工芸品というのは、もともと実用品としての機能性をベースに、美しさを追い求め手作りされたもの。
華やかな美しさの品はもちろん、シンプルな美しさや、伝統的な模様や形の美しさなど、その美しさはさまざまです。
機能性を重視した結果の美しさ、遊び心を加えた楽しさ、技術を尽くした華やかさ……。生活の中にあると心が豊かになる実用品。それが工芸です。
民芸<工芸<ハンドメイド
工芸とよく似た言葉に “民芸”があります。柳宗悦の造語ですが、昔から一般の人々が日常的に使って来た実用的な工芸品や、庶民生活の中から生まれたその地方独特の工芸品を指します。
使い勝手を追求した食器や、素朴さが残る竹細工・わら細工の品が解りやすいでしょうか。

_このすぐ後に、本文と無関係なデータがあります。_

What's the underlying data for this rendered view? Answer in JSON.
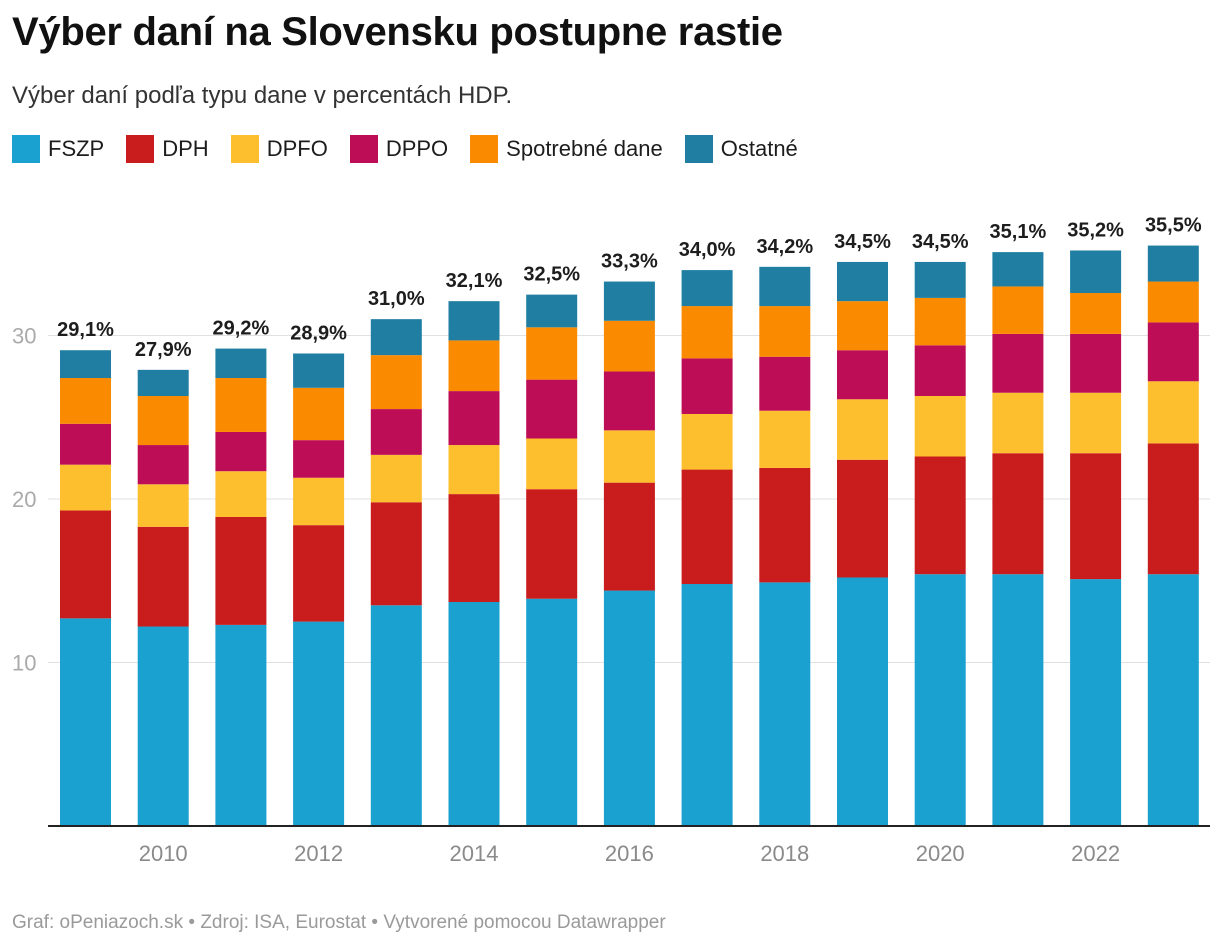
{
  "title": "Výber daní na Slovensku postupne rastie",
  "subtitle": "Výber daní podľa typu dane v percentách HDP.",
  "footer": {
    "source_prefix": "Graf: oPeniazoch.sk",
    "source_sep1": " • ",
    "source": "Zdroj: ISA, Eurostat",
    "source_sep2": " • ",
    "credit": "Vytvorené pomocou Datawrapper"
  },
  "chart_data": {
    "type": "bar",
    "stacked": true,
    "title": "Výber daní na Slovensku postupne rastie",
    "subtitle": "Výber daní podľa typu dane v percentách HDP.",
    "xlabel": "",
    "ylabel": "",
    "ylim": [
      0,
      37
    ],
    "yticks": [
      10,
      20,
      30
    ],
    "grid": true,
    "legend_position": "top-left",
    "categories": [
      "2009",
      "2010",
      "2011",
      "2012",
      "2013",
      "2014",
      "2015",
      "2016",
      "2017",
      "2018",
      "2019",
      "2020",
      "2021",
      "2022",
      "2023"
    ],
    "x_tick_labels": [
      "2010",
      "2012",
      "2014",
      "2016",
      "2018",
      "2020",
      "2022"
    ],
    "totals": [
      "29,1%",
      "27,9%",
      "29,2%",
      "28,9%",
      "31,0%",
      "32,1%",
      "32,5%",
      "33,3%",
      "34,0%",
      "34,2%",
      "34,5%",
      "34,5%",
      "35,1%",
      "35,2%",
      "35,5%"
    ],
    "series": [
      {
        "name": "FSZP",
        "color": "#1aa1cf",
        "values": [
          12.7,
          12.2,
          12.3,
          12.5,
          13.5,
          13.7,
          13.9,
          14.4,
          14.8,
          14.9,
          15.2,
          15.4,
          15.4,
          15.1,
          15.4
        ]
      },
      {
        "name": "DPH",
        "color": "#c91d1d",
        "values": [
          6.6,
          6.1,
          6.6,
          5.9,
          6.3,
          6.6,
          6.7,
          6.6,
          7.0,
          7.0,
          7.2,
          7.2,
          7.4,
          7.7,
          8.0
        ]
      },
      {
        "name": "DPFO",
        "color": "#fdbf2d",
        "values": [
          2.8,
          2.6,
          2.8,
          2.9,
          2.9,
          3.0,
          3.1,
          3.2,
          3.4,
          3.5,
          3.7,
          3.7,
          3.7,
          3.7,
          3.8
        ]
      },
      {
        "name": "DPPO",
        "color": "#bc0d56",
        "values": [
          2.5,
          2.4,
          2.4,
          2.3,
          2.8,
          3.3,
          3.6,
          3.6,
          3.4,
          3.3,
          3.0,
          3.1,
          3.6,
          3.6,
          3.6
        ]
      },
      {
        "name": "Spotrebné dane",
        "color": "#fa8b00",
        "values": [
          2.8,
          3.0,
          3.3,
          3.2,
          3.3,
          3.1,
          3.2,
          3.1,
          3.2,
          3.1,
          3.0,
          2.9,
          2.9,
          2.5,
          2.5
        ]
      },
      {
        "name": "Ostatné",
        "color": "#1f7ea1",
        "values": [
          1.7,
          1.6,
          1.8,
          2.1,
          2.2,
          2.4,
          2.0,
          2.4,
          2.2,
          2.4,
          2.4,
          2.2,
          2.1,
          2.6,
          2.2
        ]
      }
    ]
  }
}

ただ、竹細工にしろ、わら細工にしろ、もともとは各家庭で作ってきたもの。その中で、名人と呼ばれる人たちの創る物は、機能美のほかに美しさも兼ね備え、現在では工芸品として美術館に飾られたりもします。
そして、“ハンドメイド”とは、手作りの品の総称。家族のために、友人のために手作りする品もハンドメイド作品。工芸品も手仕事で創った物は、ハンドクラフトと言いますから、ハンドメイドに含まれるでしょう。
クリエーター≦工芸家
では、工芸家とクリエーターは違うのでしょうか。綾の工芸家たちは、どちらかというと“職人”であろうとします。
クリエーターも職人も、材料にこだわり技術を極めていくとか、お客さまを考えて仕上げをするとか、多くの共通する部分があります。考えれば考えるほど、違いが分からなくなるほどです。

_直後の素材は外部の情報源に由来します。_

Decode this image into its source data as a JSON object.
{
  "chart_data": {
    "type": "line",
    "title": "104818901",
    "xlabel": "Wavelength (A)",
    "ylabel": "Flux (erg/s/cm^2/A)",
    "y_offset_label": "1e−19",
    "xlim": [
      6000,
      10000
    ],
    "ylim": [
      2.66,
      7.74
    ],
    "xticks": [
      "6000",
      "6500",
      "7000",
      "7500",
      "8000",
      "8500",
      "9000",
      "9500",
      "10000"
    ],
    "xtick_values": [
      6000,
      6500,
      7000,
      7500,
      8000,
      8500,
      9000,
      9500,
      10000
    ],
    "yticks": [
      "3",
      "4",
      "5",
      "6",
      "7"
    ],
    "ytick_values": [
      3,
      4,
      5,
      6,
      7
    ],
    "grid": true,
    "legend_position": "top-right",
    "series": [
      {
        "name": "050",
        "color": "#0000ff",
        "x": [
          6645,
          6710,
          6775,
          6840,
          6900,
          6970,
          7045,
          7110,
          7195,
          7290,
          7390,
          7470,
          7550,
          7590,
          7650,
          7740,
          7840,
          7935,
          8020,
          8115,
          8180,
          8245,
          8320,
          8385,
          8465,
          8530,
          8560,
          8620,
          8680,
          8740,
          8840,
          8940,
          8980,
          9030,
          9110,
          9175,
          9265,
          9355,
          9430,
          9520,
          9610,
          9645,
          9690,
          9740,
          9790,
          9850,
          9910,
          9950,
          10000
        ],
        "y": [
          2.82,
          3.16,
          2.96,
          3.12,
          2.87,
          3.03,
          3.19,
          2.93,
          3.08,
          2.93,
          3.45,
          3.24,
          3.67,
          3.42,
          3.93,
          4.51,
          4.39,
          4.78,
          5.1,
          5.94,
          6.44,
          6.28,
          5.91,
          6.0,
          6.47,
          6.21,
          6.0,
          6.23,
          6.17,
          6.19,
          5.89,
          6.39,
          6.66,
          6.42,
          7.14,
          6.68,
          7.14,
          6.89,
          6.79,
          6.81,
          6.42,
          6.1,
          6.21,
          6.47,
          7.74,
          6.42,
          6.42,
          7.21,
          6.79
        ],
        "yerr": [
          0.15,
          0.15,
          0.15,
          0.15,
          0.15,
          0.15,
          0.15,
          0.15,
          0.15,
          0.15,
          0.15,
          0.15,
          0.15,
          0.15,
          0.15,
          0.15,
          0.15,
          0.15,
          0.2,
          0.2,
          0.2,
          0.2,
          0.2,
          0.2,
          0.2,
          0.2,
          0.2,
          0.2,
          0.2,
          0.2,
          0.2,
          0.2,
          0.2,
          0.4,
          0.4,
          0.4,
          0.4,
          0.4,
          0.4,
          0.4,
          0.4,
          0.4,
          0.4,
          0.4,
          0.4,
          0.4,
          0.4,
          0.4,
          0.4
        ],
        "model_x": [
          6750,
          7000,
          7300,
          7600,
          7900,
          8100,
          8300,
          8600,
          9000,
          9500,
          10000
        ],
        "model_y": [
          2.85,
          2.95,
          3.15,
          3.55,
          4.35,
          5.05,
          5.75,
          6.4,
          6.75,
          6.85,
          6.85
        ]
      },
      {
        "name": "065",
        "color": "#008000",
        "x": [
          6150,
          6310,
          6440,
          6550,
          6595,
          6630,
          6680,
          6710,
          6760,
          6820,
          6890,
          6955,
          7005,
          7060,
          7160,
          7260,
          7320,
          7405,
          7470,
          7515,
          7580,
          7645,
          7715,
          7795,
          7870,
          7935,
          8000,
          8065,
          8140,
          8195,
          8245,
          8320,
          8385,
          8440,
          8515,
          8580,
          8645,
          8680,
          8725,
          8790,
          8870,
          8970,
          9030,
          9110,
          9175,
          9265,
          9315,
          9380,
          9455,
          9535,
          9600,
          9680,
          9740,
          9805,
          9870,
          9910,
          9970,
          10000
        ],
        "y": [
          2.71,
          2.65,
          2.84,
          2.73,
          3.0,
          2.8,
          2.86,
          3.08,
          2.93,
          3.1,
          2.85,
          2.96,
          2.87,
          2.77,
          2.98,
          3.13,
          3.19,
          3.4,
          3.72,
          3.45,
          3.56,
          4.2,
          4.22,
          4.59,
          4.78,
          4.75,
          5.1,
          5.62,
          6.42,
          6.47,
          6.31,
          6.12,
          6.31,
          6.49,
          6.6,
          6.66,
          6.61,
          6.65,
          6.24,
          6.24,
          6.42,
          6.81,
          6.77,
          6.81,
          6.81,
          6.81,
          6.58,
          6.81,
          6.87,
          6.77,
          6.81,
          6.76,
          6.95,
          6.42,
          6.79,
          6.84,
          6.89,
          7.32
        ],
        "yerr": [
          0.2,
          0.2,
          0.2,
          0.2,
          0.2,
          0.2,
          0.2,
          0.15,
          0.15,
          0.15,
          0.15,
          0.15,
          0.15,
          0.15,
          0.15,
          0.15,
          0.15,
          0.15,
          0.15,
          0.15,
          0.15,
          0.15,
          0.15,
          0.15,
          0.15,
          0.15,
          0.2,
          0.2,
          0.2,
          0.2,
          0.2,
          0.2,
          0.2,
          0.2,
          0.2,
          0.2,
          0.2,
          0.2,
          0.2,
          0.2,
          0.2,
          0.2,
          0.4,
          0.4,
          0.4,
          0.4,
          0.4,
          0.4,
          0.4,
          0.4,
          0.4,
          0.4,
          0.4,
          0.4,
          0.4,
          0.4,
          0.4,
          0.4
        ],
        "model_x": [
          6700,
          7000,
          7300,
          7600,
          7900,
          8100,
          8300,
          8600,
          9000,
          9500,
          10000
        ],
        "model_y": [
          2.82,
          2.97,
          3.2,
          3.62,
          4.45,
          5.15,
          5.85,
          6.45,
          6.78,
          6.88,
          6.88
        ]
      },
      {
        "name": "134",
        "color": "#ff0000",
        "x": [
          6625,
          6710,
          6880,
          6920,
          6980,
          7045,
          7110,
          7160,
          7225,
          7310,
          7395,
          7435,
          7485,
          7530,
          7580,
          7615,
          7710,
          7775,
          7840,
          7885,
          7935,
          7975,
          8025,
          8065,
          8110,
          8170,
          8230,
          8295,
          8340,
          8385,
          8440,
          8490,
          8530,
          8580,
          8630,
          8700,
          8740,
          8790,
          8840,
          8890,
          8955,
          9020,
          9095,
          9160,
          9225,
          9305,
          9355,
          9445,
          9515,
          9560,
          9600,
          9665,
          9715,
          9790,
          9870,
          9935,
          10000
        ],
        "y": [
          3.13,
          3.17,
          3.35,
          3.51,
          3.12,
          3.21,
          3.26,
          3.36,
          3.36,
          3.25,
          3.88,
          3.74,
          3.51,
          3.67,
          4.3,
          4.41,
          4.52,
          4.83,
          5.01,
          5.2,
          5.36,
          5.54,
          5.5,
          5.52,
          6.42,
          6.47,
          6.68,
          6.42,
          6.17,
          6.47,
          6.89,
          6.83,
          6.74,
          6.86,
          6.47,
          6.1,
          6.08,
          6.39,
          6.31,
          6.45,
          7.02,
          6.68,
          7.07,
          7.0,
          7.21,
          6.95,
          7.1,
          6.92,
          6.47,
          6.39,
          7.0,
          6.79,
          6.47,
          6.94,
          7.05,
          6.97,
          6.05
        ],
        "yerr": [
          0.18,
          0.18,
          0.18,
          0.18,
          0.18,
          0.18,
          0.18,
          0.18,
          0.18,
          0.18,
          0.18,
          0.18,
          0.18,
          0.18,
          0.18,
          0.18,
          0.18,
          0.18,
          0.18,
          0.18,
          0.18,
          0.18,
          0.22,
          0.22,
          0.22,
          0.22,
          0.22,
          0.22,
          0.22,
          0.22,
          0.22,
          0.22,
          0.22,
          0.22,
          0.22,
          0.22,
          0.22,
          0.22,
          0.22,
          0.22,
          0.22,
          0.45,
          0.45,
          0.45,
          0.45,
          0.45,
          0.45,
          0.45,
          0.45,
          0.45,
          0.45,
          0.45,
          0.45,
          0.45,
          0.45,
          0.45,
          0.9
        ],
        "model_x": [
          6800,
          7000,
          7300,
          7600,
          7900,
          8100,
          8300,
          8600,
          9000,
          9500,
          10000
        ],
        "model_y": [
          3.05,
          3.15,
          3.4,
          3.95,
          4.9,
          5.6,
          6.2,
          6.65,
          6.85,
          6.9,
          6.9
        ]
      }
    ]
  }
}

では、クリエーターではない工芸家は存在するのでしょうか。答えは“YES”。
綾町工芸コミュニティ協議会には、現代の名工が3人います(2021年7月現在)。その中の一人、熊須碁盤店の 熊須健一 氏は、3度目の正直で現代の名工になりました。
素晴らしい逸品を作っているのに、どうして名工になれないんだろうと不思議に思い、尋ねたことがあります。その答えは、
「僕らは美術展とかに出せんかい(出せないから)、そういう権威の評価がないとよ。昔の名品にどれだけ近づけて作れるかじゃかいね」
碁盤や将棋盤というのは、“型どおり”に作るのが要求されます。決してクリエーターになれない工芸家がここにいます。
考えれば、染織家も陶芸家も昔ながらの型や技法を取り入れつつ、ゆとりの部分で創造(クリエイト)しているに過ぎません。
基本の型をひたすら作り続けられる人が、工芸家、職人と言えるのでしょう。
綾町の工芸品はハンドメイド(手仕事)です。
綾町工芸コミュニティ協議会には40ほどの工房が参加していますが、すべてが手作りをする工房です。
これは、前身のひむか邑が大量消費に背を向け、自然の中で人の手が作り出せる物にこだわったというのが大きいでしょう。
その工房が一堂に介する「綾工芸まつり」は、最近はやりのハンドメイドマーケット、クリエーターズマーケットの先駆けといってよいかもしれません。
毎年変わらない定番品から、クリエイティビティなものまで、見て歩くだけでも楽しいものです。
工芸品は、モダンにもナチュラルにも生活をお洒落に楽しく彩ってくれるものばかり。
ただ楽しむだけでなく、工芸の“へぇー!そうなのか”を本HPで伝えてまいります。